Income alone doesn’t ensure financial security for you and your family. Financial security also depends on your ability to handle your financial obligations and to save — even during a rough financial period. The five considerations below can help boost your confidence in your financial security.
Set a Spending Ceiling
If your bank account and wallet are often nearly empty before paydays, you may be overspending and possibly adding some debt when you’re already running short. Setting a spending limit is a practical way to keep your ordinary living costs comfortably below your income.

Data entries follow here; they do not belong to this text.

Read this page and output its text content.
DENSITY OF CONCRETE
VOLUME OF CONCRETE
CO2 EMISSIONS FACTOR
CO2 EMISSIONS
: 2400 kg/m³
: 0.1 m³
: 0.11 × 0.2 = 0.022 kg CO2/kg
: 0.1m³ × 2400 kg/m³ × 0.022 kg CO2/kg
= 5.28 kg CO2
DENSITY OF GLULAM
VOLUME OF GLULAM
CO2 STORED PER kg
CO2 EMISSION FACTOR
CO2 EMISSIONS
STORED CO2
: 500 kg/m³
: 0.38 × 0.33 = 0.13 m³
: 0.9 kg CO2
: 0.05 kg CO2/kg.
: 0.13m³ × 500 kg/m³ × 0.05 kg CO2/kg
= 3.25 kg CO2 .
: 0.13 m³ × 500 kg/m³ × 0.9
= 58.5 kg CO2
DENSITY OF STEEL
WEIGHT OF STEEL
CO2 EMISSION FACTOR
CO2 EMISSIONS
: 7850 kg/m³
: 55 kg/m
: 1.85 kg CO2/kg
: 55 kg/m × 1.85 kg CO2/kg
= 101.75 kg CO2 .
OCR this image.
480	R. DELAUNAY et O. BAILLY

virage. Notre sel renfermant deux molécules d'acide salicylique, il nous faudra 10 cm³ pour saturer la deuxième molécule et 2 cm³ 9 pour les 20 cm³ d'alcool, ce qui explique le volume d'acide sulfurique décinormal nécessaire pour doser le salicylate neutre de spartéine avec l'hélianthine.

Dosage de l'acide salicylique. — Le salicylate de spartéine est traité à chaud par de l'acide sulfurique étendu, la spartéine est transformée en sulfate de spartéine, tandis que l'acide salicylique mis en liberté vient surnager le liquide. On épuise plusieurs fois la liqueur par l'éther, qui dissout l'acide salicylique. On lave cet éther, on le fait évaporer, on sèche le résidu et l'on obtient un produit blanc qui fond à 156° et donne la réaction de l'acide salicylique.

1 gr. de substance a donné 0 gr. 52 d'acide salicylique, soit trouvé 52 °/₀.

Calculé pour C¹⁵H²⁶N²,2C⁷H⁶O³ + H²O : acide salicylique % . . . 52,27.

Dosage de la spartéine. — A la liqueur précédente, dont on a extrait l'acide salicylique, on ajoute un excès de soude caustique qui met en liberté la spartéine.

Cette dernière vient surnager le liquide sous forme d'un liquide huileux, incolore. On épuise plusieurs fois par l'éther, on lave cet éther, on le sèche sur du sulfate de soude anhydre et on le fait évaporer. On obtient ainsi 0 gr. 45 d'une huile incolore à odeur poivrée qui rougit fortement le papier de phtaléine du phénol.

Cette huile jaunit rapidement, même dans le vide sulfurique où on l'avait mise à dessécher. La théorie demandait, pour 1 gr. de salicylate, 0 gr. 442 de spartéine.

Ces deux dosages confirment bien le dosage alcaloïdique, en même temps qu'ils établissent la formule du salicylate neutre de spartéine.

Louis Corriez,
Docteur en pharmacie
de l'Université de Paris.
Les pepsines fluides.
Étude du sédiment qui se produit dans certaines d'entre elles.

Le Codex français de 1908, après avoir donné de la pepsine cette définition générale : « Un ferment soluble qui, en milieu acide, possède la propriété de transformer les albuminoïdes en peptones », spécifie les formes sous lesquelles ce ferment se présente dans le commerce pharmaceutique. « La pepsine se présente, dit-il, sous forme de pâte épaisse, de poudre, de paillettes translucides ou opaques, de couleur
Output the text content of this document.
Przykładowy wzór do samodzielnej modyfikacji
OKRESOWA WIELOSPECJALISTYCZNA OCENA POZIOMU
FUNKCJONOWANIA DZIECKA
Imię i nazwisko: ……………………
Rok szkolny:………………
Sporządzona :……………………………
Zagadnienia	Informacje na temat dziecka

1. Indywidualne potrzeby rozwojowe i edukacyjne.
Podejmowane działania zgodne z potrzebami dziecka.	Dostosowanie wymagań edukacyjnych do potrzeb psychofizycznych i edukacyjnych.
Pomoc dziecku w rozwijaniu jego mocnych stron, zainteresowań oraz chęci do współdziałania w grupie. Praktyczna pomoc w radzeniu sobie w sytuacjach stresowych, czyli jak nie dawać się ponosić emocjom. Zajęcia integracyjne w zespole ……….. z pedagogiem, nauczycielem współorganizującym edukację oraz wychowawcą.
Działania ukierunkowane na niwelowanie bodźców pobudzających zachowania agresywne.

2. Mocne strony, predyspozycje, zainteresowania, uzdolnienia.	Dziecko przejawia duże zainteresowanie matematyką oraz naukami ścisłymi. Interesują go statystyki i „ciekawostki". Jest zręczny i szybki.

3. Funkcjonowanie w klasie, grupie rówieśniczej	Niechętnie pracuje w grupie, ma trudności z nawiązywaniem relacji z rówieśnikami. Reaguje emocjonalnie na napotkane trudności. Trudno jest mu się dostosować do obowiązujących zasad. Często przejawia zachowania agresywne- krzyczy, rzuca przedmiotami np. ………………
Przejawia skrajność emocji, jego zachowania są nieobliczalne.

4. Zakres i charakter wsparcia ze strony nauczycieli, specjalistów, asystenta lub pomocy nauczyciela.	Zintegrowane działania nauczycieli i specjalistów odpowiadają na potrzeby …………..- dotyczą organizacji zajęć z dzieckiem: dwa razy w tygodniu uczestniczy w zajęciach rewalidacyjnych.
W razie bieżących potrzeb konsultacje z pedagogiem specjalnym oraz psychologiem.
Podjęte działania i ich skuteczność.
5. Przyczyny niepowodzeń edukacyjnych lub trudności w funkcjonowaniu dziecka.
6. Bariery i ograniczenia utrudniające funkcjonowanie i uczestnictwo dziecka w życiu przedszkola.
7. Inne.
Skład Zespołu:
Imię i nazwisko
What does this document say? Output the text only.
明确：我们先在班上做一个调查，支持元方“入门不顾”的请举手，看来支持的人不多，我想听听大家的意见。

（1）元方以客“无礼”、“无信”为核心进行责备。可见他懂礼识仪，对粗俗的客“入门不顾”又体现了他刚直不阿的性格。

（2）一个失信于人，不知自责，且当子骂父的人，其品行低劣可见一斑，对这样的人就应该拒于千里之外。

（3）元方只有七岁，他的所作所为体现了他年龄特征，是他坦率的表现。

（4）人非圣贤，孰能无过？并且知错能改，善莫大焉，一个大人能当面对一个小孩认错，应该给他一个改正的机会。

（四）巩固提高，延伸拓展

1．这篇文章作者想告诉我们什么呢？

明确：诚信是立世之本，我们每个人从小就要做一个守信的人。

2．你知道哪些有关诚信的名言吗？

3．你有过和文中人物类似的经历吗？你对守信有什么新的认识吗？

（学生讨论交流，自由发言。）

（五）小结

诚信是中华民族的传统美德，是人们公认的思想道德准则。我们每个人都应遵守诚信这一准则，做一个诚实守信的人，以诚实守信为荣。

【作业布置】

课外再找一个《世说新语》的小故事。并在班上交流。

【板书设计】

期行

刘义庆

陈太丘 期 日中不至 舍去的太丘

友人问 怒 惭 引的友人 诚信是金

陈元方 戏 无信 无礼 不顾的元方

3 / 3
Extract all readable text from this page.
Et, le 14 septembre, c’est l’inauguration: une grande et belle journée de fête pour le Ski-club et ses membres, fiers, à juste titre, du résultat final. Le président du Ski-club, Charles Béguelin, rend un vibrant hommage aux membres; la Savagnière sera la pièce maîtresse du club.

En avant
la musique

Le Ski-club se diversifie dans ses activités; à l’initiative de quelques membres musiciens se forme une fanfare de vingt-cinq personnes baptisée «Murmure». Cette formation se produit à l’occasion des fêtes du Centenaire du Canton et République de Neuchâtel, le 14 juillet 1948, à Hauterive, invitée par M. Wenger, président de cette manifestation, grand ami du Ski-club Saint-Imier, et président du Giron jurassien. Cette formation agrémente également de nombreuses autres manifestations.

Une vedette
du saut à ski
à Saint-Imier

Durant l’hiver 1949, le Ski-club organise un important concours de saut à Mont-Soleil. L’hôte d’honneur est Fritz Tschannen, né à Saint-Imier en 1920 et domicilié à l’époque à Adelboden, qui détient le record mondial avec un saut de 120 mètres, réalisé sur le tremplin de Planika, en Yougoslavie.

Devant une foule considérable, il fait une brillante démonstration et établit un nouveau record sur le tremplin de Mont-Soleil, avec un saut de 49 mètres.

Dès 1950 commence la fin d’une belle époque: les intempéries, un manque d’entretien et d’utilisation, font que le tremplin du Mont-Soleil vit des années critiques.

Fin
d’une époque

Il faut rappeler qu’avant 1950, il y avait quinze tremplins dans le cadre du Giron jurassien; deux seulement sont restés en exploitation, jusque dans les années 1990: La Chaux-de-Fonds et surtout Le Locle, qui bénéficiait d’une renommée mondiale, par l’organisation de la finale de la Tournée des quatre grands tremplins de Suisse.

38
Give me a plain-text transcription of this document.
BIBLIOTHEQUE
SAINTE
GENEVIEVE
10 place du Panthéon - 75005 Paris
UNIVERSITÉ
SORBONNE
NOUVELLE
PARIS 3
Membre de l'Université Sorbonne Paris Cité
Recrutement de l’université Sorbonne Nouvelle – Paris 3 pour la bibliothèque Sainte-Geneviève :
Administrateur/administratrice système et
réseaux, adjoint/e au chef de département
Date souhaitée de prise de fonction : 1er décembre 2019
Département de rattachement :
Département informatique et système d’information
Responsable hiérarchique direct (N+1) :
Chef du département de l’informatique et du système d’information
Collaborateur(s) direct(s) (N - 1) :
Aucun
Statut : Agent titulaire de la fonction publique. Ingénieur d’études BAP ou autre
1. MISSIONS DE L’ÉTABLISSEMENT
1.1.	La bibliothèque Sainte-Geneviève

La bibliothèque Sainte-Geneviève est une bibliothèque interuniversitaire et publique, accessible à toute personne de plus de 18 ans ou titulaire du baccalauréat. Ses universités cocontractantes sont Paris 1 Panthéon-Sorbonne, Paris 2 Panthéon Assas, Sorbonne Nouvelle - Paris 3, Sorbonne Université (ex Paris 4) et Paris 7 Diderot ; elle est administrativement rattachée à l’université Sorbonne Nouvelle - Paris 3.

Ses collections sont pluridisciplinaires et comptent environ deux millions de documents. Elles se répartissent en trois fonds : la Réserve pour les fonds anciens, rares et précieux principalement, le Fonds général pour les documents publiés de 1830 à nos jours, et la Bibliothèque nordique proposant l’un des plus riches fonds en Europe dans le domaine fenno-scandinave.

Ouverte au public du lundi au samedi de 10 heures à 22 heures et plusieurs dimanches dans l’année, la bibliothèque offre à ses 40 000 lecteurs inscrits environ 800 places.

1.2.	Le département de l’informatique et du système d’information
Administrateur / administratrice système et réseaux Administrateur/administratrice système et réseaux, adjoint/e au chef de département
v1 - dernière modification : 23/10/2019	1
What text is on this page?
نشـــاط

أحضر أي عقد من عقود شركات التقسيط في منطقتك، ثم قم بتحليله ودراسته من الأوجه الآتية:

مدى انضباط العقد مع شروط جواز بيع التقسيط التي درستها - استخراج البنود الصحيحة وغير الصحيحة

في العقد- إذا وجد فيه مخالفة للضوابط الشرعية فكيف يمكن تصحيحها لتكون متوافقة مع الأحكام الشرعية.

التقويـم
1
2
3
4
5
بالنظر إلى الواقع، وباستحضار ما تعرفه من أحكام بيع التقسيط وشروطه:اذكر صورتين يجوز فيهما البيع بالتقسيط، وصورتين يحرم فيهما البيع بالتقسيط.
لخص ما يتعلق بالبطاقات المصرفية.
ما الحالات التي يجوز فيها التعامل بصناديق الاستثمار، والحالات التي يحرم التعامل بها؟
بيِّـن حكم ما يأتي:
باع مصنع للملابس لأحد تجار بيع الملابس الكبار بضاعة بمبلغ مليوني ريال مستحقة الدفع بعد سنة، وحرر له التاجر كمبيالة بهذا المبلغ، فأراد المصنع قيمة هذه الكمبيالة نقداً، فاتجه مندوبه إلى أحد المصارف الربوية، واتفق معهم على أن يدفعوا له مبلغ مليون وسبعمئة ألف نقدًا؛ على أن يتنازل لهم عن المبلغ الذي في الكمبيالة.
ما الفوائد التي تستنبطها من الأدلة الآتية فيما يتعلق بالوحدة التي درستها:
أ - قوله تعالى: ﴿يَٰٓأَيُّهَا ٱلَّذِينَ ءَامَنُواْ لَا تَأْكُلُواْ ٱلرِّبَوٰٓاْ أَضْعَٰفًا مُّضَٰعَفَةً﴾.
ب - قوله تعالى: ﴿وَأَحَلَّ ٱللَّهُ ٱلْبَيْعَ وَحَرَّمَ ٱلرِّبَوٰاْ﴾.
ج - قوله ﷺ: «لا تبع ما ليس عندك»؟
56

For example, you might allow yourself to spend 90% of your take-home pay (after deducting an amount for retirement savings) and reserve 10% for occasional expenses, such as a vacation, or for recurring obligations like auto insurance.
Build a Reserve
Using a credit card when you have to repair the car or cover another unplanned large expense can make that spending costly and add to your monthly cash flow needs. Instead, gradually build an emergency fund, ideally equal to several months of income, that will let you avoid most forced borrowing. Consider keeping this short-term reserve readily accessible in a money market fund or savings account that you use only for putting out life’s financial fires.
Borrow Wisely
Borrowing is easy, but the subsequent payments can become a prolonged drain on your income. Limit your use of credit cards to an amount you can comfortably pay off each month. Take loans only for major, long-term items like a house, education, or a car.
Obtain Adequate Coverage
The liability limits that are built into your homeowners and auto policies might not be large enough to protect your assets in the event that you are sued. The cost of increasing your policy limits may be very low relative to the security you’d gain. Also, consider an excess liability (or “umbrella”) policy to supplement the covered limits on your homeowners and auto insurance policies. It’s a cost-effective way to protect yourself.
Disability coverage also deserves a careful examination. You may have some short- or long-term disability insurance through your job. But, would it replace enough of your pay? Would the qualifying requirements make it hard to collect? For example, find out if your claim could be denied if you’re able to engage in “any occupation,” not necessarily your “own occupation.”
Increase Long-term Assets
Lastly, make sure you regularly invest some part of your income for the long term. Whether you use your employer’s retirement savings plan or another tax-deferred account, the best rule is to start early and keep going for as long as you work.